24/02/2021

In a case recently decided in the High Court it was held that a disclosure had been made by a seller to a buyer of shares, notwithstanding that the matter was not mentioned in a disclosure letter.

Facts of the case

The case of Butcher & Anor v Pike & Ors [2020] involved a sale of the entire issued capital of a company between two sets of individuals, and the share purchase agreement (SPA) contained a warranty given by the sellers in favour of the buyers that the target company had not defaulted under any agreement or arrangement to which it was a party.

As is often the case in share sale transactions, the SPA stated that the sellers’ warranties were “subject only to any matter which is fully, fairly and specifically disclosed in the Disclosure Letter”. The intended effect of this wording was to ensure that, provided the disclosure is made in sufficient detail to be regarding as having been fully, fairly and specifically disclosed, any matter disclosed in the disclosure letter would not give rise to a warranty claim against the sellers.

The business of the target company was enabling private landlords to advertise properties for rent through on-line platforms, such as Rightmove and Zoopla. Following completion of the sale the buyers discovered that the terms and conditions of Rightmove and Zoopla only allowed the company to advertise a property using their platform if the instruction to market the property originated at one of the company’s branches. The buyers believed that this restricted the company from marketing properties on behalf of landlords and therefore the company was in breach of the terms and conditions.

The sellers had disclosed the Rightmove and Zoopla terms and conditions to the buyers, but the sellers did not specifically disclose that the company was acting in breach of them. The buyers made a claim against the sellers for a breach of the warranty, which was disputed by the sellers.

The SPA contained a common limitation on the period following completion during which a valid warranty claim could be made, being 6 months following completion, but this time limit did not apply in the event of any fraud or negligent non-disclosure. The buyers believed that, because there had been a “non-disclosure”, the time limit did not apply in this instance. The sellers response was that despite the requirement for disclosures to be set out in the disclosure letter, in relation to the time limit disclosure could take place outside the disclosure letter, and that the buyers were aware of the company’s business and the content of the terms and conditions. As a result of the disclosure of the terms and conditions and the buyer’s knowledge of the business, there was no merit in the argument that there had been non-disclosure.

High Court decision

The High Court decided in favour of the sellers, and distinguished between disclosure for the purpose of qualifying the warranties and disclosure for the purpose of determining if the time limit on claims was applicable to the claim. It was noted that the purpose of a disclosure letter is to allow a seller to demonstrate and explain that a warranty is not true and accurate, and for the buyer to acknowledge that such disclosure has been made.

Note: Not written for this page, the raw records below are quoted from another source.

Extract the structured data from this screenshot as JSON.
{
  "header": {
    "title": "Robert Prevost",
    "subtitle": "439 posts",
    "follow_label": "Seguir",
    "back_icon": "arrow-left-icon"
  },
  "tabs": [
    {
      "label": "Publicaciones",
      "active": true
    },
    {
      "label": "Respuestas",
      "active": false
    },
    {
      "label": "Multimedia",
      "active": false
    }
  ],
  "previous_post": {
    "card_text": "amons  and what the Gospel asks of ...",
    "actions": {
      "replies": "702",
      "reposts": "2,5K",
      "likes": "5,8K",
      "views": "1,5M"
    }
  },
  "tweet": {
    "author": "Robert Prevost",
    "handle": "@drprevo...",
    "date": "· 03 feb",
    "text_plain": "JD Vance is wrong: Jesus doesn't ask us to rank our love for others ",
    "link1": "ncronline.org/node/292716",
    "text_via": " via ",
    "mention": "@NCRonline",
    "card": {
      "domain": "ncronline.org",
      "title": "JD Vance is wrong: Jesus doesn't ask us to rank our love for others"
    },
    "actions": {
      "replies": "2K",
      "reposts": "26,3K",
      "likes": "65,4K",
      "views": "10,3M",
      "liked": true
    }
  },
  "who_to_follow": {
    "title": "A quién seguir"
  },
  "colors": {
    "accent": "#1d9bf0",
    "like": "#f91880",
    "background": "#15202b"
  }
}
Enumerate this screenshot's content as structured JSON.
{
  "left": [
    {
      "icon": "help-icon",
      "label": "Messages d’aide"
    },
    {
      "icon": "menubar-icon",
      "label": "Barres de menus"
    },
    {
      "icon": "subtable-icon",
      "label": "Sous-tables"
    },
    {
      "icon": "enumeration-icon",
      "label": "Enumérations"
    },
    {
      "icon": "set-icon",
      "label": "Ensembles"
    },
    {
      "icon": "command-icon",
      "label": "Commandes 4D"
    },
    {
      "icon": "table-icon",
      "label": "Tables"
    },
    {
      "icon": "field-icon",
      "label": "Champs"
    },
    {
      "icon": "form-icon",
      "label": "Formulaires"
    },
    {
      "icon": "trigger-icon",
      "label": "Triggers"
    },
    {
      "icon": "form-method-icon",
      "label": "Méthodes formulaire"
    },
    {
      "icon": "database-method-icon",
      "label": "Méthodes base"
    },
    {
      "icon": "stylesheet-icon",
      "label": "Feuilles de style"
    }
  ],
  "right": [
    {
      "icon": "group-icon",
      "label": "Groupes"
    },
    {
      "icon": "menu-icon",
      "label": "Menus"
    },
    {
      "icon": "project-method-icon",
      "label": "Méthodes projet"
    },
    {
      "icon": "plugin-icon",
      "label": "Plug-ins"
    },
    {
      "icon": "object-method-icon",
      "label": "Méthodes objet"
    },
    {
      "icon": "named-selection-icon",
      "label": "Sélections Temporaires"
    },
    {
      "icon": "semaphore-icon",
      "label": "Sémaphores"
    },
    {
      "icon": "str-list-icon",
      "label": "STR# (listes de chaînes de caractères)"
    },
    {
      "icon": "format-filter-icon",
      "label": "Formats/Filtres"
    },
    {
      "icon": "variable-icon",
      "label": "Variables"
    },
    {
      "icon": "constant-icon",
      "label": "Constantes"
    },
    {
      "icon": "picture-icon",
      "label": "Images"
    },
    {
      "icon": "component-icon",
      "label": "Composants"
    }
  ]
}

In respect of how any non-disclosure affects the claims time limit, the judge ruled that the parties intended that the buyers would not be prevented from making a warranty claim after the expiry of the claims period if the sellers failed to disclose something which should have been disclosed. In this instance, the sellers had disclosed the terms and conditions and the buyer was aware of the nature of the business, therefore there had not been any non-disclosure which would allow a claim to be made outside the claims period.

Implications of the decision 

The High Court’s decision raises some uncertainties regarding whether or not a buyer can claim for a warranty breach despite being aware of any fact, matter or circumstance which would give rise to a claim when the SPA is entered into.

Precedent suggests that a buyer is not able to claim in respect of a matter it was actually aware of prior to entering into the SPA (Eurocopy v Teesdale [1992] BCLC 1067). However, it is possible to depart from this position if the terms of the SPA are drafted to include a provision stating that a buyer can make a claim despite being aware of the matter giving rise to the claim (Infiniteland Ltd v Artisan Contracting Ltd [2005] EWCA Civ 758).

In this instance it is unclear whether the wording “subject only to any matter which is … disclosed in the Disclosure Letter” was sufficient to ensure that the buyer would be able to make a valid warranty claim in respect of a matter the buyers were aware of, despite such matter not being mentioned in the disclosure letter.

This case therefore serves as a reminder that the drafting of an SPA in relation to a share or business sale must be undertaken with care with regards to the standard of disclosure required against the warranties, and if it is agreed that a buyer’s knowledge or awareness of any matter should not prevent the buyer from making a claim, it should be made sufficiently clear in the SPA.